The doctor came in and said the measurements that they took showed as if I were only seven weeks along, instead of the ten I was supposed to be, so first they thought I had my dates wrong. And then they couldn't find anything else that should be there. All the while I was sitting there looking at her, and it was as if I couldn’t understand a word she was saying. I don’t get it, I kept thinking. She told me that at seven weeks there should be a viable fetus with a heart beat. All I could think was, but I’m ten weeks along. I think she finally saw that I wasn’t understanding what she was saying. She said as gently as she could, “there isn’t a fetus.” All at once it hit me. There was no baby. There never was a baby. And I started to cry.

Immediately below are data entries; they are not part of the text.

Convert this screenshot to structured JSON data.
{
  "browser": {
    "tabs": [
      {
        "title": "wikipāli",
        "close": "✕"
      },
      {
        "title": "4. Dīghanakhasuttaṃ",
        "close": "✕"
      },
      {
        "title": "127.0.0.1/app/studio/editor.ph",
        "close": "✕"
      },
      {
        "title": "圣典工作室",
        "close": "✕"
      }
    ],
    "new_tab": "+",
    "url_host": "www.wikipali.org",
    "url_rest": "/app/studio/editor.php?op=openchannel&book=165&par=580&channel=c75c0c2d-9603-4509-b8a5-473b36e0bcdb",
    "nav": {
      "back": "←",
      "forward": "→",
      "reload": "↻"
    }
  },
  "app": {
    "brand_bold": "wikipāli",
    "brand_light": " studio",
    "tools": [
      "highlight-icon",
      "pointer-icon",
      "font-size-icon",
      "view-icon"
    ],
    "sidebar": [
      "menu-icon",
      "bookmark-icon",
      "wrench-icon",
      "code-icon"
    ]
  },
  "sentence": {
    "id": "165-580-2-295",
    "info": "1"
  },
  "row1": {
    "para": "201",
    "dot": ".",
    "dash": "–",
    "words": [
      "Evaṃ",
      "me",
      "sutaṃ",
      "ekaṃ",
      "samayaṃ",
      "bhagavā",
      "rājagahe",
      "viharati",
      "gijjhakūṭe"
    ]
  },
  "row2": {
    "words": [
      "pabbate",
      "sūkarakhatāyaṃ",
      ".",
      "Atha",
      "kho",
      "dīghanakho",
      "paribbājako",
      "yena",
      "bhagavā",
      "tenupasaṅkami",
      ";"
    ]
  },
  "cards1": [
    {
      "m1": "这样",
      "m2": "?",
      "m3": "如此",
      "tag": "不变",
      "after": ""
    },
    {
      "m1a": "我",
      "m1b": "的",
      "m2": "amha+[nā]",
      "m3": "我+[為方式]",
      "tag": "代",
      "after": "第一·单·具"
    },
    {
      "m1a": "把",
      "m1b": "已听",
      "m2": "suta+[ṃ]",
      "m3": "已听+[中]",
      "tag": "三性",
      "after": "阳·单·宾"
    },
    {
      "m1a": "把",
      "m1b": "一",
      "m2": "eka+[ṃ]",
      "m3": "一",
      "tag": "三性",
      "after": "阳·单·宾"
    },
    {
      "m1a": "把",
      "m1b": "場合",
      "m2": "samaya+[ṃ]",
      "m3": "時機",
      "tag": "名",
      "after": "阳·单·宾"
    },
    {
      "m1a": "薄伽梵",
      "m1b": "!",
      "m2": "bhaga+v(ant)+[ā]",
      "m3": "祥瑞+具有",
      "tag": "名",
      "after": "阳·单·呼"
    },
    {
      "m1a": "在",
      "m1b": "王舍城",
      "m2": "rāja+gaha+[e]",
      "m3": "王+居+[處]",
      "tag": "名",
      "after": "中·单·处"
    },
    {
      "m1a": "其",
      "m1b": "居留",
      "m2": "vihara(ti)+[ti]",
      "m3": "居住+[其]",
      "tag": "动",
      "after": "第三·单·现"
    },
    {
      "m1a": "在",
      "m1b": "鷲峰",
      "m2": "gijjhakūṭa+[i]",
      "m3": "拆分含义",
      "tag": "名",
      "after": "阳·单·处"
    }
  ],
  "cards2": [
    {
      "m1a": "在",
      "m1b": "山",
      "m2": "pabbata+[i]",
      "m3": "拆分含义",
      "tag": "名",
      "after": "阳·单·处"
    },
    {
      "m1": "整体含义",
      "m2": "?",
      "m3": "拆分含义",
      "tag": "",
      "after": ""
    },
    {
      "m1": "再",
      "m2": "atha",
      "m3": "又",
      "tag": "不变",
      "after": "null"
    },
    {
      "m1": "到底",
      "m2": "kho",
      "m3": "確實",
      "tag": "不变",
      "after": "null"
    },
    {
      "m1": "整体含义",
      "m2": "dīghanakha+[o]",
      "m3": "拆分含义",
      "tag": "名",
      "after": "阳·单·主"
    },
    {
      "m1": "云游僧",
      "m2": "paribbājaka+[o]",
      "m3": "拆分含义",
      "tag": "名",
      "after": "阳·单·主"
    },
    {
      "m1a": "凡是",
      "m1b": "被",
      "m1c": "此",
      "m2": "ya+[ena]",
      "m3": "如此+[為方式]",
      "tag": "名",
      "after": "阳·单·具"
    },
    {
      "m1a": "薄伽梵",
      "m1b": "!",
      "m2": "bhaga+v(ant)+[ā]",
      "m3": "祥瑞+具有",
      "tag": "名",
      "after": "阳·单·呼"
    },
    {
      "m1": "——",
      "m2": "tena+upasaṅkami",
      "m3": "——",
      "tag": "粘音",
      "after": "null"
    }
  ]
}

My husband was the one who asked what next, and all the while I was still sitting there thinking that there had to be some mistake. I wanted desperately for her to tell me that they weren’t 100% sure and that there was still a chance that their equipment had not picked up what was really there. She never said anything of the sort.
For whatever reason my body has not miscarried yet, (though the doctor said it would happen eventually), so I am scheduled for a DNC tomorrow, since I didn't want to wait an indeterminate amount of time still suffering pregnancy symptoms when there really is no pregnancy.
And all the while I have internally been at war. I know somewhere on my practical side that it's for the best, since if things weren't developing how they should be, it's good that they stopped. But the practical side is just having a really hard time convincing my emotional side of that. I’m not sure it will ever be accomplished. In the last four days I have swung from anger, to grief, to something I can only imagine to be similar to acceptance, back to anger again. I’ve heard over and over again that everything happens for a reason. The reason is evident, yes. The one question my practical side has not asked is “why?” I understand the why. Medically, anyway. I really can only hope that I will eventually understand emotionally as well. As for whether I still believe that everything truly does happen for a reason, I don’t really know the answer to that. Even my practical side seems to be viewing this reason as a bit too simple. It’s too easy an answer, though I still see it as the answer. At the same time I can’t really take comfort in “it wasn’t meant to be”. The truth is, there is very little comfort in anything for me right now, and my practical side is screaming to just accept it and begin to move on. Only I think the emotional side has purchased some ear plugs.